After months of searching for a suitable trailer finally in October 2020, his daughter found one on Facebook.
“It’s a 1961 151/2-foot Santa Fe camper trailer that had been gutted by a previous owner,” he said. “A blank slate for me.”
He’d written a list of specifications and using that, he began to work on it in February. His naval experience came in handy.
“One of the last courses I took in the Navy was submarine design,” Hutchison said.
He gestured to the trailer parked at his Spokane Valley home.
“I used a lot of that knowledge in this.”

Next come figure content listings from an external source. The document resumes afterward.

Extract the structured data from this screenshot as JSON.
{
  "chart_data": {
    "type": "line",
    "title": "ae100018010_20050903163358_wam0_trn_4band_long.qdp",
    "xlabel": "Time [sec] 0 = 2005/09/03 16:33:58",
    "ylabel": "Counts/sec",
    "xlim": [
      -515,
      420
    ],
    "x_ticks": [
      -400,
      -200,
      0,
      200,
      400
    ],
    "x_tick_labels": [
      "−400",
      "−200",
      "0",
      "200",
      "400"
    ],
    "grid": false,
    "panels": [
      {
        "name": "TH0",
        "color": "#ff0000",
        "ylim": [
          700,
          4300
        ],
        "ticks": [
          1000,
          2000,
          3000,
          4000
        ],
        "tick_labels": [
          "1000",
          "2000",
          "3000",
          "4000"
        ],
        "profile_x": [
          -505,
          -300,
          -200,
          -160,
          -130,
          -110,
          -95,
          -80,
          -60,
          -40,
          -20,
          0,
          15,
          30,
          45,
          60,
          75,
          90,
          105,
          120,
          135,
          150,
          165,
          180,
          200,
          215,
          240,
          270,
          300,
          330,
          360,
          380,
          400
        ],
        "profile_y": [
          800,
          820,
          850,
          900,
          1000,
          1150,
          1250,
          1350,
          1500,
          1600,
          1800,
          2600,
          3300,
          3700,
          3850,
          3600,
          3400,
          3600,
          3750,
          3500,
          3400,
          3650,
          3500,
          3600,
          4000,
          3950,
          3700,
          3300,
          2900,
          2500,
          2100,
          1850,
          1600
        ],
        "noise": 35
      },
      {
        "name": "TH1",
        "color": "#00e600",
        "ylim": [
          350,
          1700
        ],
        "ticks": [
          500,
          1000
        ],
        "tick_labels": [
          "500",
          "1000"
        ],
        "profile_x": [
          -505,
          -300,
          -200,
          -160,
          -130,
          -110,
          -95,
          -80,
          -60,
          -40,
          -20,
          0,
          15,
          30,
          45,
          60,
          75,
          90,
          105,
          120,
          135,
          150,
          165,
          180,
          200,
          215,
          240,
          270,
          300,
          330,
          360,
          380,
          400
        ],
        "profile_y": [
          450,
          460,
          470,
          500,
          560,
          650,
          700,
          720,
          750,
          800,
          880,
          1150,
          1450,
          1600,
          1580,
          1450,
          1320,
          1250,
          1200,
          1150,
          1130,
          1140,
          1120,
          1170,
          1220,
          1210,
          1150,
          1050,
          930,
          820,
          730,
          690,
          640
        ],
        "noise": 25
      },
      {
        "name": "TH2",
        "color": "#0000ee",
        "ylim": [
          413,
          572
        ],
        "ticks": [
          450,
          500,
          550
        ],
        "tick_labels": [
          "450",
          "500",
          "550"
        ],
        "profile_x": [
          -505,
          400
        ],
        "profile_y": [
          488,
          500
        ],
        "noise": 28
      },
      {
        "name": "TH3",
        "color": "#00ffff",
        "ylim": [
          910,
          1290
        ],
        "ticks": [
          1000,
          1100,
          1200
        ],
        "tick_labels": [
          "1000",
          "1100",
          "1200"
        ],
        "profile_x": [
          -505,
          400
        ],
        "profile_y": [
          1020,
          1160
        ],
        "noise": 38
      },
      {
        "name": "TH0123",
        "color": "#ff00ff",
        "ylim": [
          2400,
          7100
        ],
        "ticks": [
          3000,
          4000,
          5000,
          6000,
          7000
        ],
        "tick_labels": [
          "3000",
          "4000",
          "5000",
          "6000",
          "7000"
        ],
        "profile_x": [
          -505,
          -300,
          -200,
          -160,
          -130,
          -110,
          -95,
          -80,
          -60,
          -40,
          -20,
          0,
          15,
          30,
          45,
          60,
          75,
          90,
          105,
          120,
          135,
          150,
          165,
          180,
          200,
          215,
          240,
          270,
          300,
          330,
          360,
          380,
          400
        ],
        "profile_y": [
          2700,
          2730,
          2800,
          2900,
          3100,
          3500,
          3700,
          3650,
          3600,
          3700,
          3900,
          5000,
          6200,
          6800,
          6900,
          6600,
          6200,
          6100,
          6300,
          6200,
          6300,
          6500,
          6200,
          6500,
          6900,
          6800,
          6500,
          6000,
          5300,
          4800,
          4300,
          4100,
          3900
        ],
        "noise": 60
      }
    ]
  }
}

The first thing he created was a built-in communication center for three radios. He tucked them neatly under a cabinet holding supplies and installed a slide-out desktop. Two heavy-duty rechargeable batteries, each capable of 100 amp-hours are stored in a cupboard above a file drawer. Two 200-watt solar panels on the roof power the lights inside the trailer. When electric power is available, handy USB ports can charge phones and computers.
Hutchison’s wife, Mary Lynn, enjoyed helping to furnish the interior.
“She insisted on a water closet,” he said, grinning.
Those facilities, plus a compact kitchenette mean they can use the trailer to go visit grandkids, too.
Their granddaughter Lorelei Hartley, 13, did all the roof work for her grandpa, including replacing the vent.
For Hutchison, the importance of amateur radio is simple.
“It works when everything else fails,” he said. “When cell towers and power lines go down during a natural disaster, these radios keep us connected.”
A vast network of repeaters, plus satellites, enables communication around the globe.
“I can even hook up a computer to my radio and send email,” he said.
A trial run at an emergency exercise through his church in October proved enlightening.
“I came up with a long list of things that needed to be fixed, but I finished it about six weeks ago.”
“It’s still not complete–it’s kind of like having a boat.”
While he’s not worried about a natural disaster incapacitating the Spokane region, he’s glad he’s able to offer assistance if needed.
“It gives me the capability of helping others. I can support local and state-wide emergency communications for one week without any outside support.” said Hutchison. “It’s one of those things you hope you’ll never have to use.”
An earlier version of this story misspelled the last name of Frank Hutchison.